The fingers doing the playing are very evidently James Dean Bradfield’s, but the courage of his convictions as he steps way outside what would normally be considered his comfort zone to effectively soundtrack a Cold War-era film noir is extraordinary. That an instrumental can tell the story of the establishment of Donetsk by a Welsh industrialist who had shipped his workers to Ukraine is testament to the skill of this wonderful player and a band who by now have finally given up pretending that they can’t play.

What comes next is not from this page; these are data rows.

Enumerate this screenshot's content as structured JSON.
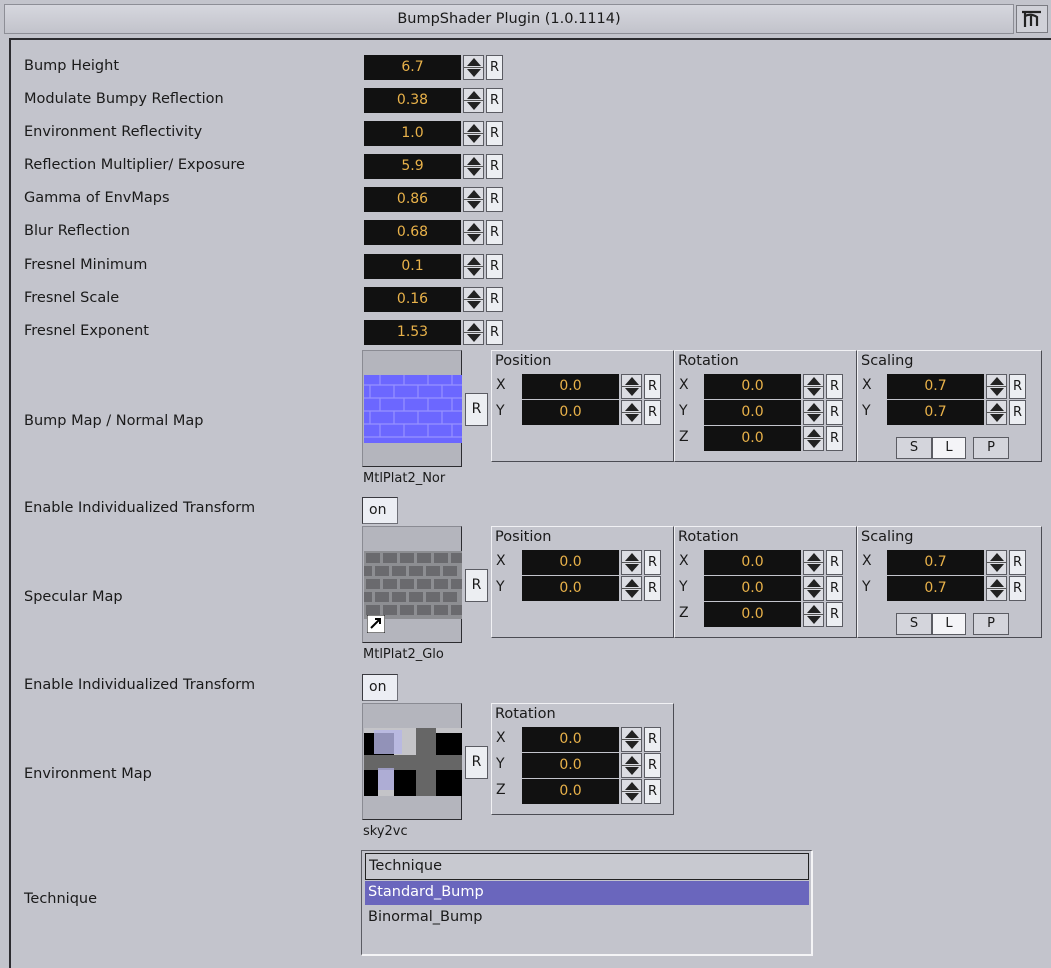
{
  "window": {
    "title": "BumpShader Plugin (1.0.1114)",
    "icon": "plugin-logo-icon"
  },
  "reset_label": "R",
  "params": [
    {
      "label": "Bump Height",
      "value": "6.7"
    },
    {
      "label": "Modulate Bumpy Reflection",
      "value": "0.38"
    },
    {
      "label": "Environment Reflectivity",
      "value": "1.0"
    },
    {
      "label": "Reflection Multiplier/ Exposure",
      "value": "5.9"
    },
    {
      "label": "Gamma of EnvMaps",
      "value": "0.86"
    },
    {
      "label": "Blur Reflection",
      "value": "0.68"
    },
    {
      "label": "Fresnel Minimum",
      "value": "0.1"
    },
    {
      "label": "Fresnel Scale",
      "value": "0.16"
    },
    {
      "label": "Fresnel Exponent",
      "value": "1.53"
    }
  ],
  "group_titles": {
    "position": "Position",
    "rotation": "Rotation",
    "scaling": "Scaling"
  },
  "axes": {
    "x": "X",
    "y": "Y",
    "z": "Z"
  },
  "scale_modes": [
    "S",
    "L",
    "P"
  ],
  "bump_map": {
    "label": "Bump Map / Normal Map",
    "file": "MtlPlat2_Nor",
    "position": {
      "x": "0.0",
      "y": "0.0"
    },
    "rotation": {
      "x": "0.0",
      "y": "0.0",
      "z": "0.0"
    },
    "scaling": {
      "x": "0.7",
      "y": "0.7"
    },
    "enable_label": "Enable Individualized Transform",
    "enable_value": "on"
  },
  "specular_map": {
    "label": "Specular Map",
    "file": "MtlPlat2_Glo",
    "position": {
      "x": "0.0",
      "y": "0.0"
    },
    "rotation": {
      "x": "0.0",
      "y": "0.0",
      "z": "0.0"
    },
    "scaling": {
      "x": "0.7",
      "y": "0.7"
    },
    "enable_label": "Enable Individualized Transform",
    "enable_value": "on"
  },
  "environment_map": {
    "label": "Environment Map",
    "file": "sky2vc",
    "rotation": {
      "x": "0.0",
      "y": "0.0",
      "z": "0.0"
    }
  },
  "technique": {
    "label": "Technique",
    "header": "Technique",
    "options": [
      "Standard_Bump",
      "Binormal_Bump"
    ],
    "selected": "Standard_Bump"
  },
  "colors": {
    "field_bg": "#111111",
    "field_text": "#e9b24a",
    "selection": "#6a66bd",
    "panel_bg": "#c3c4cc"
  }
}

Futurology is actual chock full of great playing outside the comfort zone by Bradfield and well worth checking out in full, the closing track Mayakovsky – another instrumental about the ‘poet laureate of the Russian revolution – very nearly took this spot on our list with its angular playing and Robert Fripp-isms, but we felt Bradfield would be most proud of the track where he gets to play Charlie Burchill at last.